Philadelphia Boy Scouts defies antigay national policy

The nation's third largest Boy Scout council has expanded its nondiscrimination policy to include sexual orientation, defying the national group's antigay policy. The board of the Cradle of Liberty Council, which has 87,000 members in Philadelphia and two neighboring counties, voted unanimously this month to make the change after discussions with gay activists and other community leaders that began two years ago. "We disagree with the national stance, and we're not comfortable with the stated national policy," council chairman David H. Lipson Jr. said. In 2000 the national group went to the Supreme Court to defend its ban on gay leaders, saying that as a private organization it is free to choose its members however it wishes. The Scouts won the case, but the battle led some businesses and public schools to reconsider their ties with the organization, and at least 50 United Way offices pulled their contributions.

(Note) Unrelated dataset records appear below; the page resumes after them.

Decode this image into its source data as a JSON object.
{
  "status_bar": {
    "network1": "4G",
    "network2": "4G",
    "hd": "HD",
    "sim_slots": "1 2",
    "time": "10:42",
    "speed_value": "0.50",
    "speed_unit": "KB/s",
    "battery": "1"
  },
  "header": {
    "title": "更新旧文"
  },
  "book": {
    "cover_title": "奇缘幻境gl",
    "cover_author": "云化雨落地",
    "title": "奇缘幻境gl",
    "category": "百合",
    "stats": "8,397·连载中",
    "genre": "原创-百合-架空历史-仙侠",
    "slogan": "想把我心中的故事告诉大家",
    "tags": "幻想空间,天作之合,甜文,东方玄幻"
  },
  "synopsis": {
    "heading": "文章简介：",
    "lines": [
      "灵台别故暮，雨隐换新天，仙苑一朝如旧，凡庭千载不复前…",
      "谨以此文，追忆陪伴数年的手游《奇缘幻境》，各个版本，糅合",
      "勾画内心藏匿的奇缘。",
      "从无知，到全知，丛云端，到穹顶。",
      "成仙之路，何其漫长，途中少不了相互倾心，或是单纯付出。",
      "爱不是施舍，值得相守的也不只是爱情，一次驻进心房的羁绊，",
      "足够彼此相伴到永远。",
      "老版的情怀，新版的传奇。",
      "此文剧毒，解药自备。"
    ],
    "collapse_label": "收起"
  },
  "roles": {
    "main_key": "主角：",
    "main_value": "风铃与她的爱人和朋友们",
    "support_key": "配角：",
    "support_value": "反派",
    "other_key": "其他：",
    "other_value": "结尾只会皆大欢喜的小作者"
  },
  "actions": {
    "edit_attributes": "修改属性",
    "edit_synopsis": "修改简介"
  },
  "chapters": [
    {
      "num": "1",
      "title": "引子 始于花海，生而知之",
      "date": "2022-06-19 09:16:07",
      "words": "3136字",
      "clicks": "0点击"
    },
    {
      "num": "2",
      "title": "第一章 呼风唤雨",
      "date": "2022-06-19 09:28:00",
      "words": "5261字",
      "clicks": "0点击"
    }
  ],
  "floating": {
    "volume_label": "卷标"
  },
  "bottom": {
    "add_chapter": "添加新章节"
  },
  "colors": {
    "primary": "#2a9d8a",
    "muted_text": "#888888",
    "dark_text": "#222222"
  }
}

A few months after the high-court victory, gay activists and others objected to funding by the United Way of Southeastern Pennsylvania for a youth development program run by the Boy Scouts, even though the program was open to anyone. "The reality is, we did get some pressure from other groups who said, 'This program may not discriminate, but this organization does,"' said Christine James-Brown, president of the regional United Way. In July 2001 the Boston Minuteman Council approved a bylaw that effectively allows membership to gays who don't disclose their sexual orientation.